Direct-acting antivirals (DAAs) have become the most widely used treatment of chronic hepatitis C infection. Comparative studies on DAAs regimens approved by the Egyptian Ministry of Health for easy-to-treat genotype 4 (G4) Egyptian patients are still deficient. In this prospective study, we compared the efficacy and cost of two DAA regimens that are used in the treatment of Egyptian chronic hepatitis C virus (HCV) G4. The cost-saving regimen is determined. Eligible patients were randomized into 2 groups. Group 1 (Gp 1) received sofosbuvir plus daclatasvir, and group 2 (Gp 2) received ombitasvir, paritaprevir and ritonavir plus ribavirin (RBV) for 12weeks. Data were collected and evaluated at baseline and at weeks 4, 8 and 12. Sustained virologic response 12weeks after the end of treatment (SVR12 ) was evaluated. Cost-minimization analysis (CMA) was performed.
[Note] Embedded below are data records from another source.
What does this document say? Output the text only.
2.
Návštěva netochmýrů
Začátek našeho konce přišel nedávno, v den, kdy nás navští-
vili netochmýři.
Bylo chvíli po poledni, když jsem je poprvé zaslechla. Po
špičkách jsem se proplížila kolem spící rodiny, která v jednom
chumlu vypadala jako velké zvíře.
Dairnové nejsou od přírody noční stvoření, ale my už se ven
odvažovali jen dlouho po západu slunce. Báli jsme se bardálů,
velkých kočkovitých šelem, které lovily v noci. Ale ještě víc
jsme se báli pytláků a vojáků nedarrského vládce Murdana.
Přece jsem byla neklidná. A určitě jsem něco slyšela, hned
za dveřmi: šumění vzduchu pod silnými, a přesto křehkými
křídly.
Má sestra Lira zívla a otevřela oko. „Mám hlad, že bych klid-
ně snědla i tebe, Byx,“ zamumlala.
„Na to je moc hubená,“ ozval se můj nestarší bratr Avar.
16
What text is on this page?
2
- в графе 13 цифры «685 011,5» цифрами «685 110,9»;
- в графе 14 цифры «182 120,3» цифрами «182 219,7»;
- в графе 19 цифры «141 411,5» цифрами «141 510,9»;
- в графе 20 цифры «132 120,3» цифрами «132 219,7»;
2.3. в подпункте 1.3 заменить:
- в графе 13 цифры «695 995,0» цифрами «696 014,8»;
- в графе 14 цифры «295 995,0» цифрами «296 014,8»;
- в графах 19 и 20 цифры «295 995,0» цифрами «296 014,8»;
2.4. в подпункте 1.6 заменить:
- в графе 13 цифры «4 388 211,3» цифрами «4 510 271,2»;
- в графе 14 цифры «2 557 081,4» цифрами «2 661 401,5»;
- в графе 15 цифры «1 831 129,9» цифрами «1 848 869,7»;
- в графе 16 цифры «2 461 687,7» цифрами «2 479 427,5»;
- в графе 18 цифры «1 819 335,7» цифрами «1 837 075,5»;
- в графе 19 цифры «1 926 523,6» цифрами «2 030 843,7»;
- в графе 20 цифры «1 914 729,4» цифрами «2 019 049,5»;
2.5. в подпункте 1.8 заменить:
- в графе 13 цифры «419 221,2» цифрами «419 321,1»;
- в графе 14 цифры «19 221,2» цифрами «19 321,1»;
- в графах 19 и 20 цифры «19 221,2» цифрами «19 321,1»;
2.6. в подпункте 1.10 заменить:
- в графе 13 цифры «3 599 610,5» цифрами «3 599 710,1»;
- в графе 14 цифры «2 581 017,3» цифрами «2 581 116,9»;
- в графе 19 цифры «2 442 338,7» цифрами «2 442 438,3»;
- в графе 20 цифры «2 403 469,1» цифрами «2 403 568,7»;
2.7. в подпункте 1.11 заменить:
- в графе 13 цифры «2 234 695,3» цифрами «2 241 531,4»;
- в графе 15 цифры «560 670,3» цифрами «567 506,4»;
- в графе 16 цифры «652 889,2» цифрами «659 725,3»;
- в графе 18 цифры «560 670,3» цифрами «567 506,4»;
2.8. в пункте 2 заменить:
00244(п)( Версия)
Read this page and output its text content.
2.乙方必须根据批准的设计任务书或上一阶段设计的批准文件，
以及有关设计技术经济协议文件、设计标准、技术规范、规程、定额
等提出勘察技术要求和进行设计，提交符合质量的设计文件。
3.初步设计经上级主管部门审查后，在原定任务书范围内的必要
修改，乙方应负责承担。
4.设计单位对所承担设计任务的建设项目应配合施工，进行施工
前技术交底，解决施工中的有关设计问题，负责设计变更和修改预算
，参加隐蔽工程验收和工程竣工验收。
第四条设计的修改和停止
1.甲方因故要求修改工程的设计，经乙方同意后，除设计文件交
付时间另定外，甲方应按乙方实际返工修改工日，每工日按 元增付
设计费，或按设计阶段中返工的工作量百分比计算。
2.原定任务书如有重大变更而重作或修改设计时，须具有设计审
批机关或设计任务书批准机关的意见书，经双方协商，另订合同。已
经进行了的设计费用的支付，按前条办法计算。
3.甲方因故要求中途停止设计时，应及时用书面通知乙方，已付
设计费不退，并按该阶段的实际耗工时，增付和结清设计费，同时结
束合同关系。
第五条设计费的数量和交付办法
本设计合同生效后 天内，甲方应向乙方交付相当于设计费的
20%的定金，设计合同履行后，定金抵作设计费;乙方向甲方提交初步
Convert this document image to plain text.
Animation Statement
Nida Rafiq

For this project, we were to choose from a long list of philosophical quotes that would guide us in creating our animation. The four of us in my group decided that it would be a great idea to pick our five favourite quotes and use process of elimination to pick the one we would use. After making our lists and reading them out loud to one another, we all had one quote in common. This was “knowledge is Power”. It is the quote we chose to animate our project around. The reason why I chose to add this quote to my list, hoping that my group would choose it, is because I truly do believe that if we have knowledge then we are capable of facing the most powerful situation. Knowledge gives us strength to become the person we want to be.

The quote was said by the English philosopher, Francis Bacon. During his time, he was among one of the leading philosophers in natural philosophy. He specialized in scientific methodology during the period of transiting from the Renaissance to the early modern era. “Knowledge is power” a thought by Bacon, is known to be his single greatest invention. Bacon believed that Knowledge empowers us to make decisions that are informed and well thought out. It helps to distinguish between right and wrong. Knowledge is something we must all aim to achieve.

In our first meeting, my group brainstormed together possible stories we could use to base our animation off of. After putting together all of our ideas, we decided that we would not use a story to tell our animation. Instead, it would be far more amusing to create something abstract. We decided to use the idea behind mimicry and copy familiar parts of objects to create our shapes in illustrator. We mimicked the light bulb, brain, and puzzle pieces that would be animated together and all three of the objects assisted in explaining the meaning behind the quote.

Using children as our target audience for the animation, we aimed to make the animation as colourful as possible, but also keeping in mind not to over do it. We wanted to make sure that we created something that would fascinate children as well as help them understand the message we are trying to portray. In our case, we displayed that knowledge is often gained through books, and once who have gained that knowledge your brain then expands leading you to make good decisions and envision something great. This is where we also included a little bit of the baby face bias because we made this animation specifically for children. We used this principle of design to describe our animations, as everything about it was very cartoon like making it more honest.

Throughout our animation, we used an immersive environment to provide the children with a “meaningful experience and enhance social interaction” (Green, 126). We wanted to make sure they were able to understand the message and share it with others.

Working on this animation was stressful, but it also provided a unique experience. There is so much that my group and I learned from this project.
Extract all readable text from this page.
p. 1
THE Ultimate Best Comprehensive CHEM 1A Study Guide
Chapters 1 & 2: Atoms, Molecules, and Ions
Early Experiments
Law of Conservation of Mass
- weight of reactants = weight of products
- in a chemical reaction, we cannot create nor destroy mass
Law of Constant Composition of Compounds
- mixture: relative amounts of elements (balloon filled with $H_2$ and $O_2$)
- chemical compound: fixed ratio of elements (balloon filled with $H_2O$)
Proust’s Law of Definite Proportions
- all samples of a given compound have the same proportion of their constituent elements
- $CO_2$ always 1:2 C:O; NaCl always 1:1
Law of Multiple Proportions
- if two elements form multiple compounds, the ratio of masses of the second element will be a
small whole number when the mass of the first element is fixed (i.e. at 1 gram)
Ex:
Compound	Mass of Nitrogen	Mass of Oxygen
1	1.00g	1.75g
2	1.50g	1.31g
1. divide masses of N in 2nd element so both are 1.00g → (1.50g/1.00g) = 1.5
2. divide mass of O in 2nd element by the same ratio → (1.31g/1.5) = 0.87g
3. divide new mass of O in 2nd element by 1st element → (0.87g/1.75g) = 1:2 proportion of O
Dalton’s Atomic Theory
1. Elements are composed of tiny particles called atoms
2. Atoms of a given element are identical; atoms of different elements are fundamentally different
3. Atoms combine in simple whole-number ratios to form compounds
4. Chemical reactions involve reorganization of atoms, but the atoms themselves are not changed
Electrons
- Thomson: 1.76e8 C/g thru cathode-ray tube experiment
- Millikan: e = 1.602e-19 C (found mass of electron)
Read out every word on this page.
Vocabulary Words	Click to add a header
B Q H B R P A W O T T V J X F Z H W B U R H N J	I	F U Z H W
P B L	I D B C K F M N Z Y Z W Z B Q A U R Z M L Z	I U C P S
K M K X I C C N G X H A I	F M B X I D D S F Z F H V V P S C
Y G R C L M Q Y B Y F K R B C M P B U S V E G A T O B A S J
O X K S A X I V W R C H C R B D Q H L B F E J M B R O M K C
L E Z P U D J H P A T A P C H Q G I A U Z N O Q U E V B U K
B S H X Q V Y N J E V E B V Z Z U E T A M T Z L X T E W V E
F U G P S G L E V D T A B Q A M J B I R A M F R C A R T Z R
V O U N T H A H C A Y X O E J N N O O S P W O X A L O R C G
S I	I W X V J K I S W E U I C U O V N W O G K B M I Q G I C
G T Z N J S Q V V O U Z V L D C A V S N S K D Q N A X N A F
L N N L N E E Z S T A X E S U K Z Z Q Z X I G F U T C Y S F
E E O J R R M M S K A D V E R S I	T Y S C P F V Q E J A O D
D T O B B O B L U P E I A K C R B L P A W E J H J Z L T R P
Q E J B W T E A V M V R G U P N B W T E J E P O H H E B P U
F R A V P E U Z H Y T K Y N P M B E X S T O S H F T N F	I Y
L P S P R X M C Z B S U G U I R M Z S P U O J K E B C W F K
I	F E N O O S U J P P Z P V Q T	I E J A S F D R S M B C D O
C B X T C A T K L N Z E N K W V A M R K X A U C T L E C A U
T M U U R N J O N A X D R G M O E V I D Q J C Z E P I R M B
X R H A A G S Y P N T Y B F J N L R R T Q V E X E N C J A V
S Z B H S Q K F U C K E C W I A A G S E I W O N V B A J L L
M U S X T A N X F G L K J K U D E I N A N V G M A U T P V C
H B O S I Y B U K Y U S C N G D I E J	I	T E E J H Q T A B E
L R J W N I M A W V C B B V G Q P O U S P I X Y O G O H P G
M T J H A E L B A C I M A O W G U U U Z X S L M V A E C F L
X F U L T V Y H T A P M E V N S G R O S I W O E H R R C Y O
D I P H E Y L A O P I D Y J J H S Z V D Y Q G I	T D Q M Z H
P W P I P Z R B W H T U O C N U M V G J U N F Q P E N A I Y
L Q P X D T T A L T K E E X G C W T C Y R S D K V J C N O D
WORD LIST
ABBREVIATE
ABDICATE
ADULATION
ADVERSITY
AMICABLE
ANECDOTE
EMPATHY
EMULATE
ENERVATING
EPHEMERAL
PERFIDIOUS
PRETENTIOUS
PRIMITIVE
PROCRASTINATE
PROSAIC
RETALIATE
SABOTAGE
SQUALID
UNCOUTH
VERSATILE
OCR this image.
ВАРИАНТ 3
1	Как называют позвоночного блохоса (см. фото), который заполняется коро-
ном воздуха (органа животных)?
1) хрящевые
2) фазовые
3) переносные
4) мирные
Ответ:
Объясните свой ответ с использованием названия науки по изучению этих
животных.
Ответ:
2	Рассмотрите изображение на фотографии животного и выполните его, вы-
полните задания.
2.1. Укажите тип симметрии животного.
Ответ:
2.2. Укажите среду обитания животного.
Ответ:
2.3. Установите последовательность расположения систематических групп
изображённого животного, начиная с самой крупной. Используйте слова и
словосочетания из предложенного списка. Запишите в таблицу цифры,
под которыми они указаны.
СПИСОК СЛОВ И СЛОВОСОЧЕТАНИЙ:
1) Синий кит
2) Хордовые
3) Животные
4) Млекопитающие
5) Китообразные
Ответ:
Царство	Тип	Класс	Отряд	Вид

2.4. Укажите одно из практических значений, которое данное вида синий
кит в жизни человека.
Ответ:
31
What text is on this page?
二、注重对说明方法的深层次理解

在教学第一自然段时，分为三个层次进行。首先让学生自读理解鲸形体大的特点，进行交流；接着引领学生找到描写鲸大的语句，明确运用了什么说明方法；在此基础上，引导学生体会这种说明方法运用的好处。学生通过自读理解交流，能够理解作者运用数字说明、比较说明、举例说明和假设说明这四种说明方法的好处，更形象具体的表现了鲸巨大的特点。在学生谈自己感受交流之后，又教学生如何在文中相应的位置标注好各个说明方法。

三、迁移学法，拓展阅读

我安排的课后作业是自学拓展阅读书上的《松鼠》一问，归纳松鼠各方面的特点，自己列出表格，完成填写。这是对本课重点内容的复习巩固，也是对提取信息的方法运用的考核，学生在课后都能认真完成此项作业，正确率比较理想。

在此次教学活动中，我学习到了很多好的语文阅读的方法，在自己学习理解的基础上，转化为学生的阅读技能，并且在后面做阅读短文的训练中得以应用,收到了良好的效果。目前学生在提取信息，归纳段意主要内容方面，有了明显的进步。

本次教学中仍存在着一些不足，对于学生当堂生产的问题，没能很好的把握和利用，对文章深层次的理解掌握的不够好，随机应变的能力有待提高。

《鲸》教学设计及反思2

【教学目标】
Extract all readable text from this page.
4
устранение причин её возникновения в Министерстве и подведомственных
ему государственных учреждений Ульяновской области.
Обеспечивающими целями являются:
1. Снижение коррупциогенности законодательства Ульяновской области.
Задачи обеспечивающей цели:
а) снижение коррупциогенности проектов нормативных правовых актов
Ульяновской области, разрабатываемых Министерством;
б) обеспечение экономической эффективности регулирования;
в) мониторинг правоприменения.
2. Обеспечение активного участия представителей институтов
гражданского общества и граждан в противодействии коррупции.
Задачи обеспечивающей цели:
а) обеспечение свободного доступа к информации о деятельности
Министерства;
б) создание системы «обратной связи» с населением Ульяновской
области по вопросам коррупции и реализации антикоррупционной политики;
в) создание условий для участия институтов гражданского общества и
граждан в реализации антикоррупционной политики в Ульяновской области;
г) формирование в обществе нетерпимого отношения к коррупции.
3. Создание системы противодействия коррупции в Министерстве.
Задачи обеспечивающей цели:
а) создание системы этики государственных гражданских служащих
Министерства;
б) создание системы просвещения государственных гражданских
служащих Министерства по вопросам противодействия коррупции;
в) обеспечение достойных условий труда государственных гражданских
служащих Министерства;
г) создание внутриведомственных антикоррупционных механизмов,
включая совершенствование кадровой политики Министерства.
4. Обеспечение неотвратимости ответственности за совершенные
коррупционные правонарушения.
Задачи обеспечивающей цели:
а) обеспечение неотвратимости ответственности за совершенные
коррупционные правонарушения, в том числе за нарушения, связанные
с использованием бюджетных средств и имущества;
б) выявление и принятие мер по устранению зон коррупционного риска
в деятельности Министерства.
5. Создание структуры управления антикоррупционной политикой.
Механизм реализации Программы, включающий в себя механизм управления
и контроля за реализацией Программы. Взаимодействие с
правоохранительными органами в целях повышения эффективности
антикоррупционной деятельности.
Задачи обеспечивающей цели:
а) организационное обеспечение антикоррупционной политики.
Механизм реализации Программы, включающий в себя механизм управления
Eligibility was achieved in 107 patients, Gp1 included 57 patients, and Gp 2 included 50 patients. Two patients dropped out from Gp 2 due to non-compliance. All patients in the two groups showed negative HCV blood levels at the end of treatment. At the 24th week, 3 relapsers (5.2%) were detected in Gp1 and 2 relapsers (4.1%) were detected in Gp 2. SVR12 was 54/57 (94.7%) and 46/48 (95.8%) for Gp 1 and Gp 2, respectively. After the 12th week of treatment, a significant decrease in aspartate aminotransferase (AST), alanine aminotransferase (ALT) and haemoglobin levels were observed in both groups. Albumin levels declined in Gp 2 only. CMA showed higher cost in Gp 2 than Gp 1, although similar efficacy and safety. The two DAA regimens showed high SVR12 and safety in Egyptian HCV G4 patients. Sofosbuvir plus daclatasvir is the cost-saving regimen.